The maximum value of the function $\sin x+\cos x$ is

• A. 1
• B. $\sqrt{2}$
• C. 2
• D. None of these

Answer 1

Answer: (B)

Let $f(x)=\sin x+\cos x\Rightarrow f^{\prime }(x)=\cos x-\sin x$
and $f^{\prime \prime }(x)=-\sin x-\cos x=-(\sin x+\cos x)$
For maxima or minima put $f^{\prime }(x)=0$.
$\therefore \cos x-\sin x=0$
$\Rightarrow \sin x=\cos x$
$\Rightarrow \frac{\sin x}{\cos x}=1$
$\Rightarrow \tan x=1$
$\Rightarrow x=\frac{\pi }{4},\frac{5\pi }{4},\dots$
Now, $f^{\prime \prime }(x)$ will be negative when $(\sin x+\cos x)$ is positive i.e., when $\sin x$ and $\cos x$ are both positive.

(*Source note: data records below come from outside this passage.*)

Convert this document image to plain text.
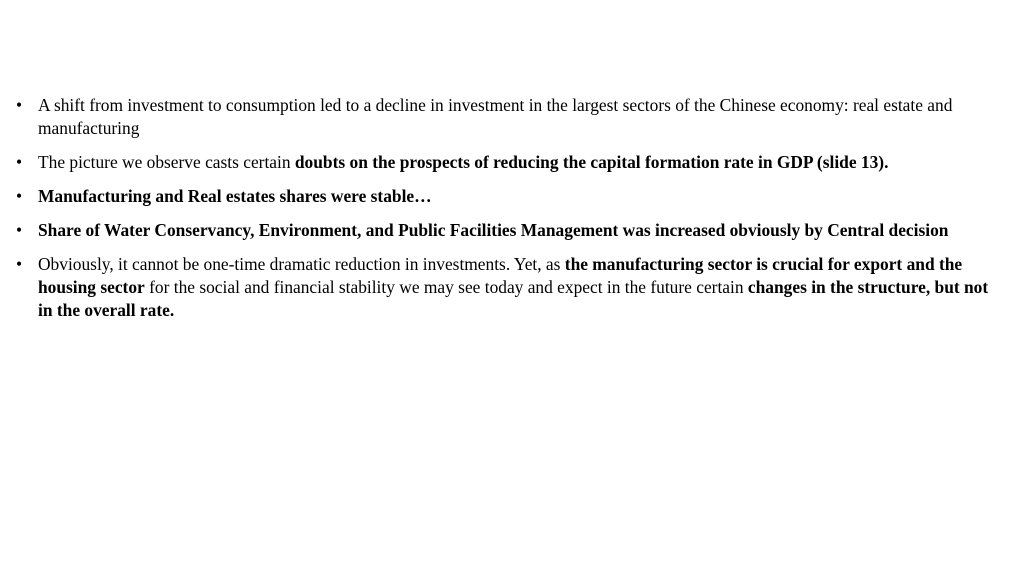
• A shift from investment to consumption led to a decline in investment in the largest sectors of the Chinese economy: real estate and manufacturing
• The picture we observe casts certain doubts on the prospects of reducing the capital formation rate in GDP (slide 13).
• Manufacturing and Real estates shares were stable…
• Share of Water Conservancy, Environment, and Public Facilities Management was increased obviously by Central decision
• Obviously, it cannot be one-time dramatic reduction in investments. Yet, as the manufacturing sector is crucial for export and the housing sector for the social and financial stability we may see today and expect in the future certain changes in the structure, but not in the overall rate.
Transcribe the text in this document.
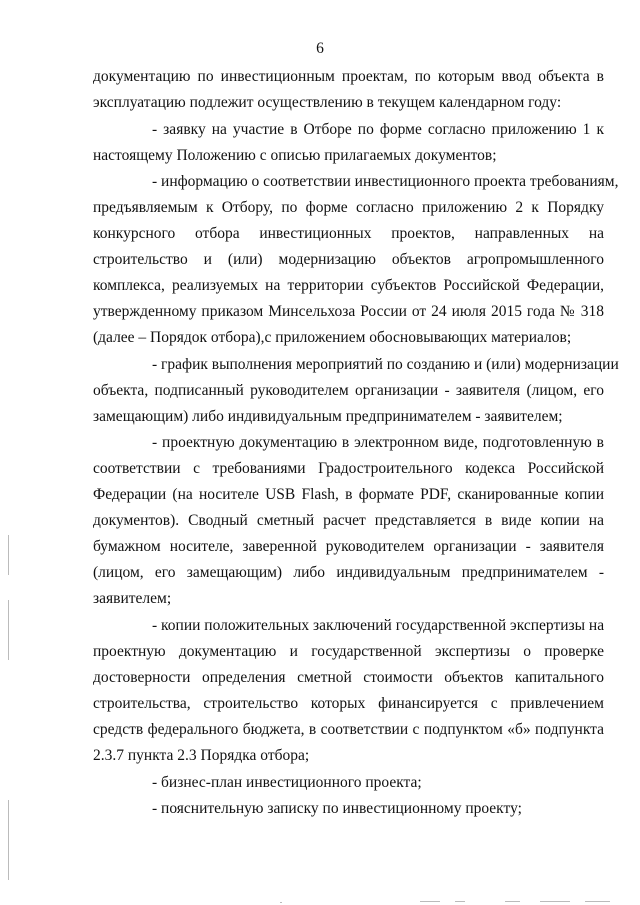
6
документацию по инвестиционным проектам, по которым ввод объекта в
эксплуатацию подлежит осуществлению в текущем календарном году:
- заявку на участие в Отборе по форме согласно приложению 1 к
настоящему Положению с описью прилагаемых документов;
- информацию о соответствии инвестиционного проекта требованиям,
предъявляемым к Отбору, по форме согласно приложению 2 к Порядку
конкурсного отбора инвестиционных проектов, направленных на
строительство и (или) модернизацию объектов агропромышленного
комплекса, реализуемых на территории субъектов Российской Федерации,
утвержденному приказом Минсельхоза России от 24 июля 2015 года № 318
(далее – Порядок отбора),с приложением обосновывающих материалов;
- график выполнения мероприятий по созданию и (или) модернизации
объекта, подписанный руководителем организации - заявителя (лицом, его
замещающим) либо индивидуальным предпринимателем - заявителем;
- проектную документацию в электронном виде, подготовленную в
соответствии с требованиями Градостроительного кодекса Российской
Федерации (на носителе USB Flash, в формате PDF, сканированные копии
документов). Сводный сметный расчет представляется в виде копии на
бумажном носителе, заверенной руководителем организации - заявителя
(лицом, его замещающим) либо индивидуальным предпринимателем -
заявителем;
- копии положительных заключений государственной экспертизы на
проектную документацию и государственной экспертизы о проверке
достоверности определения сметной стоимости объектов капитального
строительства, строительство которых финансируется с привлечением
средств федерального бюджета, в соответствии с подпунктом «б» подпункта
2.3.7 пункта 2.3 Порядка отбора;
- бизнес-план инвестиционного проекта;
- пояснительную записку по инвестиционному проекту;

Also, we know that $\sin x$ and $\cos x$ both are positive in the first quadrant.
Then, $f^{\prime \prime }(x)$ will be negative when $x\in \left(0,\frac{\pi }{2}\right)$.
Thus, we consider $x=\frac{\pi }{4}$.
$f^{\prime \prime }\left(\frac{\pi }{4}\right)=-\left(\sin \frac{\pi }{4}+\cos \frac{\pi }{4}\right)$
$=-\left(\frac{1}{\sqrt{2}}+\frac{1}{\sqrt{2}}\right)=-\frac{2}{\sqrt{2}}=-\sqrt{2}<0$
By second derivative test, $f$ will be maximum at $x=\frac{\pi }{4}$ and the maximum value of $f$ is
$f\left(\frac{\pi }{4}\right)=\sin \frac{\pi }{4}+\cos \frac{\pi }{4}=\frac{1}{\sqrt{2}}+\frac{1}{\sqrt{2}}=\frac{2}{\sqrt{2}}=\sqrt{2}$